FHH has been following the FCC’s broadcast incentive auction, see the latest stories here and here. Now the auction moves to the next stage — where wireless participants will bid on specific spectrum blocks. This next step, which the Commission calls “assignment phase bidding” begins on March 6th.

The 600 MHz band plan is designed to provide both large and small bidders a fair opportunity to acquire spectrum; it consists of paired uplink and downlink bands offered in 5+5 megahertz blocks across 416 market areas called Partial Economic Areas [“PEAs”].

Bidders that won at least one generic block of paired spectrum in one PEA in the clock phase of the forward auction can take part in the assignment phase, according to the Public Notice  released this week by the Incentive Auction Task Force and the Wireless Telecommunications Bureau. Eligible companies can download their bidding options, which correspond with their earlier bids, from the agency’s website on February 21st.  The FCC will send bidders a link so they can log in to the assignment phase bidding system for a preview period. That way, they can also see the sequence and timing rounds for all PEAs, and decide what specific bidding rounds they want to participate in.

All the spectrum blocks are Category 1, which means they have minimal or no impairments under the band plan associated with the 84 megahertz clearing target, so the FCC can assign every winning bidder contiguous blocks of frequency-specific licenses.

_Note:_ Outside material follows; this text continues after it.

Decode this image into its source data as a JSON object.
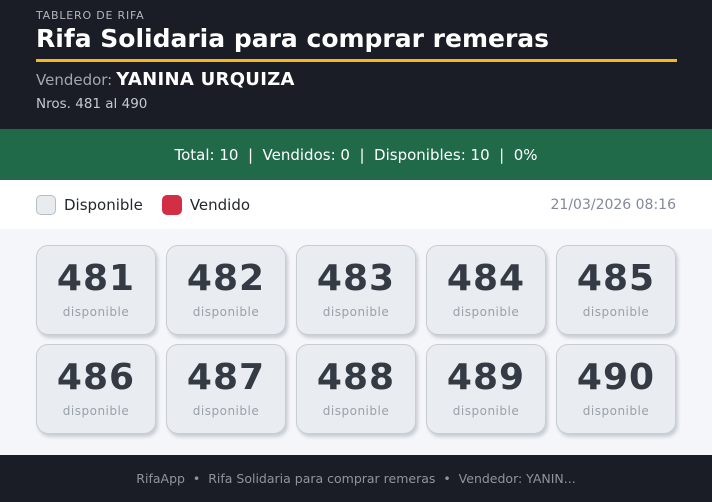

The FCC is giving wireless bidders time to figure out the auction quirks. There will be a practice bidding round on February 22 and a mock auction on February 28. In the meantime, the agency has put together an online bidding tutorial; find that under the “Education” section of the Auction 1002 website: (www.fcc.gov/auctions/1002.)

The first round of bidding begins on March 6th, and is scheduled to end by March 30th. The news means a notice concerning what stations broadcasters sold and how much money they will receive will come out of the Commission in early April — before the NAB show later that month.